Aujourd’hui, elle s’identifie comme étant une experte en Paix et Sécurité par l’Union Européenne et l’Union Africaine.

Entretien.

MAROC DIPLOMATIQUE_ Pourriez-vous nous parler de vos expériences à l’international ? Qu’estce qu’elles ont changé en vous ?

Yasmine Ouirhrane_ J’ai commencé à voyager et à m’engager à l’international, à l’âge de 19 ans. Je me retrouvais à débattre sur des questions liées à la migration, l’égalité de chances et la justice sociale, souvent avec des personnes qui avaient des idées totalement différentes des miennes. J’ai donc pris conscience de l’importance de faire entendre ma voix auprès des institutions internationales, ce qui m’a amenée à m’exprimer aux sièges onusiens à New York et Nairobi, mais aussi d’être nommée jeune experte en Paix et Sécurité par l’Union Européenne et l’Union Africaine.

J’ai voulu démontrer que je ne suis pas juste une statistique que l’on cite quand on veut discuter d’inclusion et d’inégalités en Europe, mais que je peux aussi contribuer au débat public et délivrer des recommandations à des représentants des États sur des sujets qui me touchent en premier lieu, tout en étant écoutée.

MD _ Que représente pour vous le prix de la « Jeune européenne de l’année 2019 » ?

Y.O_ Le prix de la Fondation Schwarzkopf a été symbolique pour moi. C’était un message fort à ma génération, qui a envie de se sentir incluse et représentée et c’était aussi un rappel à mes concitoyens que mon existence, et celle de milliers de fils d’immigrés, est un fait indéniable dans nos sociétés européennes.

La reconnaissance de mon engagement, mais aussi la haine qui a suivi, ont davantage légitimé mon travail pour la paix et ils ont montré que le chemin est encore long pour garantir le respect et l’inclusion des nouvelles générations en Europe.

MD_ Sur Twitter, Marine Le Pen avait écrit, « l’Union européenne assume ses choix. Le 26 mai, c’est vous qui devrez choisir ! Pour nous, la promotion de l’islam radical, c’est non ». Cela fait presque un an depuis que vous avez reçu ce prix, que répondez-vous aujourd’hui à la présidente du Rassemblement National et à tous ceux qui vous ont envoyé des messages de haine?

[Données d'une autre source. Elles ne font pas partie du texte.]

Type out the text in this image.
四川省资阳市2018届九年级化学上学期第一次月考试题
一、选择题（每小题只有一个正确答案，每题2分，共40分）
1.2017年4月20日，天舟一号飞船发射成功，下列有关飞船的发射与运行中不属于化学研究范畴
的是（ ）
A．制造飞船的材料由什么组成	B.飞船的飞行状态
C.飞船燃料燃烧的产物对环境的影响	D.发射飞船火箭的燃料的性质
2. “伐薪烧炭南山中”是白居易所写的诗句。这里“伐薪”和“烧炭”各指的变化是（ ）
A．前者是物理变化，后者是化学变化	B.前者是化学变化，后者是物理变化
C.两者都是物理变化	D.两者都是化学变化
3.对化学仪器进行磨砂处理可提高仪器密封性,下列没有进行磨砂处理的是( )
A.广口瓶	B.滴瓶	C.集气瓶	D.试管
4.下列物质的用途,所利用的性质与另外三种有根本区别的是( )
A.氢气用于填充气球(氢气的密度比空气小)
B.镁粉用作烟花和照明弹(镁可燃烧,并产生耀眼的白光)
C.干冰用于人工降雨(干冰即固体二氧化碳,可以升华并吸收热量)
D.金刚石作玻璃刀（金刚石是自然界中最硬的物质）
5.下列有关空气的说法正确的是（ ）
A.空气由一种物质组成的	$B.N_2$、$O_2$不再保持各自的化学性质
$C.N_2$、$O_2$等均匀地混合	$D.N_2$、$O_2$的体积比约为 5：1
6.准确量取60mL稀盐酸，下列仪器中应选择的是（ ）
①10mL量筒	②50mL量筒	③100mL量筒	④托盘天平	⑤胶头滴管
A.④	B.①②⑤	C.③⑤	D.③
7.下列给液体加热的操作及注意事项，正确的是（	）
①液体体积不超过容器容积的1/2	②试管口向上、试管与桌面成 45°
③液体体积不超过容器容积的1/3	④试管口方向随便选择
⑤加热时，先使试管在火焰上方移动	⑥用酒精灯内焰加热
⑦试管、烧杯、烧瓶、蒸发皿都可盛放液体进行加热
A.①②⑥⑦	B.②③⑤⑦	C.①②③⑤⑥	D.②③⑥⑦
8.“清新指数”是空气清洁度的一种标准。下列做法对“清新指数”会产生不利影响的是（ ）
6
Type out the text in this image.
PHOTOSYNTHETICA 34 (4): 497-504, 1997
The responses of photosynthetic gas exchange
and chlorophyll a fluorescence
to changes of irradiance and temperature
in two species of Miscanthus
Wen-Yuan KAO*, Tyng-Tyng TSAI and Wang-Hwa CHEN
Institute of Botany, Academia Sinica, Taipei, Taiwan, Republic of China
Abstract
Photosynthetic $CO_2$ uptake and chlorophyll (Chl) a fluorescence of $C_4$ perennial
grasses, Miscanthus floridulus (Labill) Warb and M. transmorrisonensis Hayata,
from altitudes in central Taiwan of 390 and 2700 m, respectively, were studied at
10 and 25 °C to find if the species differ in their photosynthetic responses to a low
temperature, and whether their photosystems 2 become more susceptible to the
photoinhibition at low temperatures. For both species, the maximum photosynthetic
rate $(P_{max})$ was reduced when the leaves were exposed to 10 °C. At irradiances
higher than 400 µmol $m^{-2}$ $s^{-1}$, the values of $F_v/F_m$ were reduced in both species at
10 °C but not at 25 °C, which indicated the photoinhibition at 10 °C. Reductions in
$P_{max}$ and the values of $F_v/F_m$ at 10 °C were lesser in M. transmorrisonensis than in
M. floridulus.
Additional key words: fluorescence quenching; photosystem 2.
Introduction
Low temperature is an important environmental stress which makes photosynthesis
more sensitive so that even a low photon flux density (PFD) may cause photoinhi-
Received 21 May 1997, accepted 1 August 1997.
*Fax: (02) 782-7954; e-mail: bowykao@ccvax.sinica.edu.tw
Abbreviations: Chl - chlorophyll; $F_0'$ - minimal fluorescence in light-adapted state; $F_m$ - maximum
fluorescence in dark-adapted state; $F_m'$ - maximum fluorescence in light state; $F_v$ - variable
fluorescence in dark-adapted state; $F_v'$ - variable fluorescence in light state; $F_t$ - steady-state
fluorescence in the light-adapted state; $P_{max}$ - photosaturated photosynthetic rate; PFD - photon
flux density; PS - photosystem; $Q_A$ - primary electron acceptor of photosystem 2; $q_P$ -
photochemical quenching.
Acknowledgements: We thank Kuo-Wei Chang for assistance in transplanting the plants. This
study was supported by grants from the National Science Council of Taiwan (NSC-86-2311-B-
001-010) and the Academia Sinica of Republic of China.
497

Y.O_ Pour la première, j’ai répondu en portant plainte. Quant aux internautes, je continue d’être harcelée sur mon compte Twitter et ma réponse a été de créer la plateforme et podcast « We Belong », qui donne la parole aux « Nouvelles Filles d’Europe », dans le but de mettre en valeur les parcours de succès des femmes issues de l’immigration partout en Europe, mais aussi de partager dans chaque épisode des « clés », des programmes et des opportunités à l’international pour motiver d’autres femmes à entreprendre et à oser le leadership.

MD_ Est-il difficile d’être, à la fois, une jeune femme européenne inspirante et musulmane ?

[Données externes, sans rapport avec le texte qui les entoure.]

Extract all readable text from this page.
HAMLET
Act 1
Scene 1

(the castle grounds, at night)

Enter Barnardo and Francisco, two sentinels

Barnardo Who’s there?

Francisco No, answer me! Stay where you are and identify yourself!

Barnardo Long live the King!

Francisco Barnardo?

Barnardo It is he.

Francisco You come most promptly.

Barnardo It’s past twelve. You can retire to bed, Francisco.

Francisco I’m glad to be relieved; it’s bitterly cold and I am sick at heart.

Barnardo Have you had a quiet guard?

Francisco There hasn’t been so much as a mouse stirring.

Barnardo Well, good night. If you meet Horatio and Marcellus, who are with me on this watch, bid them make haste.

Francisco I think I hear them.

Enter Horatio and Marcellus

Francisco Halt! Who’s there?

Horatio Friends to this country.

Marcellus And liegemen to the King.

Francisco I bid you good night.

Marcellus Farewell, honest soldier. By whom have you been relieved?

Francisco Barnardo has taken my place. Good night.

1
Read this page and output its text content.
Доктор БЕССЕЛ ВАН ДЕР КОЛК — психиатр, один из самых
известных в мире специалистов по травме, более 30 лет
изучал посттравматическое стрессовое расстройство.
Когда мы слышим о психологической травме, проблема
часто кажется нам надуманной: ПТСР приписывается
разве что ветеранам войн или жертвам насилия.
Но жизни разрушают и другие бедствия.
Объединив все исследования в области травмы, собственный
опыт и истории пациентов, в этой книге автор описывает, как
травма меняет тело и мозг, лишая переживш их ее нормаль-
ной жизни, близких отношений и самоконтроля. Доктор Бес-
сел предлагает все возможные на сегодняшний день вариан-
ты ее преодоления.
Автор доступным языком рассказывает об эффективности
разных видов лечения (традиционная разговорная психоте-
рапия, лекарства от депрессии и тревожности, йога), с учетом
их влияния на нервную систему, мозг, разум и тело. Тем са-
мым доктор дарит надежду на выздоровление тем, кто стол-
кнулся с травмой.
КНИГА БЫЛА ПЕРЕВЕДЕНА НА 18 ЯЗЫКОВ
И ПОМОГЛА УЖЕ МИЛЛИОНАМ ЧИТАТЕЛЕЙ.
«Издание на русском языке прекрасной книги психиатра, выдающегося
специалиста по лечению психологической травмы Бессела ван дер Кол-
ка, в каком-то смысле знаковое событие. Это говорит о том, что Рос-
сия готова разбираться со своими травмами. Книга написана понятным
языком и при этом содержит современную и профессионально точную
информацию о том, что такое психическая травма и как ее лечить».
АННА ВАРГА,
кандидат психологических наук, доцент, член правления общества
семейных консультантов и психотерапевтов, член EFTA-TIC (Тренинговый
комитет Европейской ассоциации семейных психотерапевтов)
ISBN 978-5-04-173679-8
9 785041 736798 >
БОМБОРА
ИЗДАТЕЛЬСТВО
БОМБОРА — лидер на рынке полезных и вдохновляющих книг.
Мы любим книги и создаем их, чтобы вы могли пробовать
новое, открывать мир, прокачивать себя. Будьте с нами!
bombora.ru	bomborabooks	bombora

Y.O_ Depuis le début de mon engagement social, j’ai toujours voulu laisser mes croyances dans la sphère privée. Certes, j’ai été critiquée pour mon apparence par des personnes qui ne s’arrêtent qu’à la forme, mais ceux qui ont cru en mon travail et mon sérieux professionnel ne se sont pas attardés sur mes convictions personnelles. Je pense notamment à la Commission Européenne qui m’a nommée Jeune Leader, mais aussi à Foreign Affairs Canada qui m’a sélectionnée pour débattre avec une vingtaine de ministres de l’égalité des genres à Vancouver, ou encore à UN Women Arabic qui m’a recrutée pour rejoindre leur « Gender Innovation Agora ».

MD_ Vous défendez bec et ongles « l’inclusion sociale de la deuxième génération de migrants », pourquoi est-ce si important pour vous ?

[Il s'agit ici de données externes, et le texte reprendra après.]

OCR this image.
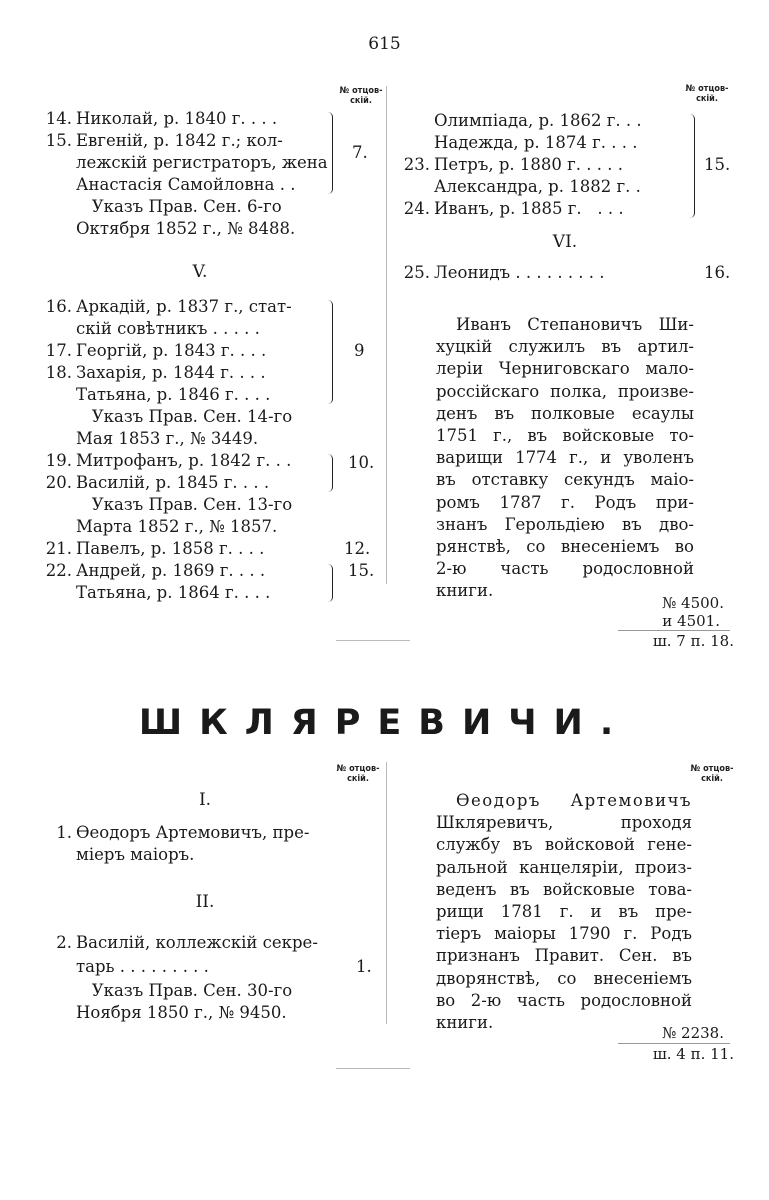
615
№ отцов-
скій.
№ отцов-
скій.
14. Николай, р. 1840 г. . . .
15. Евгеній, р. 1842 г.; кол-
лежскій регистраторъ, жена
Анастасія Самойловна . .
Указъ Прав. Сен. 6-го
Октября 1852 г., № 8488.
7.
V.
16. Аркадій, р. 1837 г., стат-
скій совѣтникъ . . . . .
17. Георгій, р. 1843 г. . . .
18. Захарія, р. 1844 г. . . .
Татьяна, р. 1846 г. . . .
Указъ Прав. Сен. 14-го
Мая 1853 г., № 3449.
19. Митрофанъ, р. 1842 г. . .
20. Василій, р. 1845 г. . . .
Указъ Прав. Сен. 13-го
Марта 1852 г., № 1857.
21. Павелъ, р. 1858 г. . . .
22. Андрей, р. 1869 г. . . .
Татьяна, р. 1864 г. . . .
9
10.
12.
15.
Олимпіада, р. 1862 г. . .
Надежда, р. 1874 г. . . .
23. Петръ, р. 1880 г. . . . .
Александра, р. 1882 г. .
24. Иванъ, р. 1885 г.   . . .
15.
VI.
25. Леонидъ . . . . . . . . .	16.
Иванъ Степановичъ Ши-
хуцкій служилъ въ артил-
леріи Черниговскаго мало-
россійскаго полка, произве-
денъ въ полковые есаулы
1751 г., въ войсковые то-
варищи 1774 г., и уволенъ
въ отставку секундъ маіо-
ромъ 1787 г. Родъ при-
знанъ Герольдіею въ дво-
рянствѣ, со внесеніемъ во
2-ю часть родословной
книги.
№ 4500.
и 4501.
ш. 7 п. 18.
ШКЛЯРЕВИЧИ.
№ отцов-
скій.
№ отцов-
скій.
I.
1. Ѳеодоръ Артемовичъ, пре-
міеръ маіоръ.
II.
2. Василій, коллежскій секре-
тарь . . . . . . . . .	1.
Указъ Прав. Сен. 30-го
Ноября 1850 г., № 9450.
Ѳеодоръ Артемовичъ
Шклярeвичъ, проходя
службу въ войсковой гене-
ральной канцеляріи, произ-
веденъ въ войсковые това-
рищи 1781 г. и въ пре-
тіеръ маіоры 1790 г. Родъ
признанъ Правит. Сен. въ
дворянствѣ, со внесеніемъ
во 2-ю часть родословной
книги.
№ 2238.
ш. 4 п. 11.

Y.O_ Depuis toute petite, on m’a toujours rappelé que j’étais différente, de par mon nom, mes origines, mon apparence. J’ai aussi vécu le dilemme d’avoir une mère italienne et un père marocain et de ne pas me sentir complètement ni l’un ni l’autre. Cette crise d’identité, qui revient souvent parmi mes invités dans mon podcast, est vécue par beaucoup de fils et filles d’immigrés. D’autant plus que les médias diffusent des informations majoritairement négatives sur les personnes issues de parents migrants, en faisant des raccourcis et des amalgames, ce qui exacerbe le sentiment d’exclusion.

C’est ainsi que la haine et la division gagnent et servent de propagande à la fois aux extrémistes d’ultra-droite et aux extrémistes religieux. C’est ce qui a poussé des terroristes à perpétrer des attentats en 2015 et 2016 à Paris.

Cet événement m’a profondément marquée et c’est le déclic qui m’a motivée à m’engager pour la paix, la justice et surtout la prévention de l’extrémisme violent à travers l’inclusion sociale en Europe. Mon engagement suit une stratégie pour laquelle je plaide depuis plusieurs années, une approche qui vise à chercher la source du problème au lieu de l’actuelle approche sécuritaire des États qui « contrent » le terrorisme sans vraiment le prévenir.

MD_ Quel était l’objet de votre rencontre avec Federica Mogherini, l’ex-cheffe de la diplomatie européenne ?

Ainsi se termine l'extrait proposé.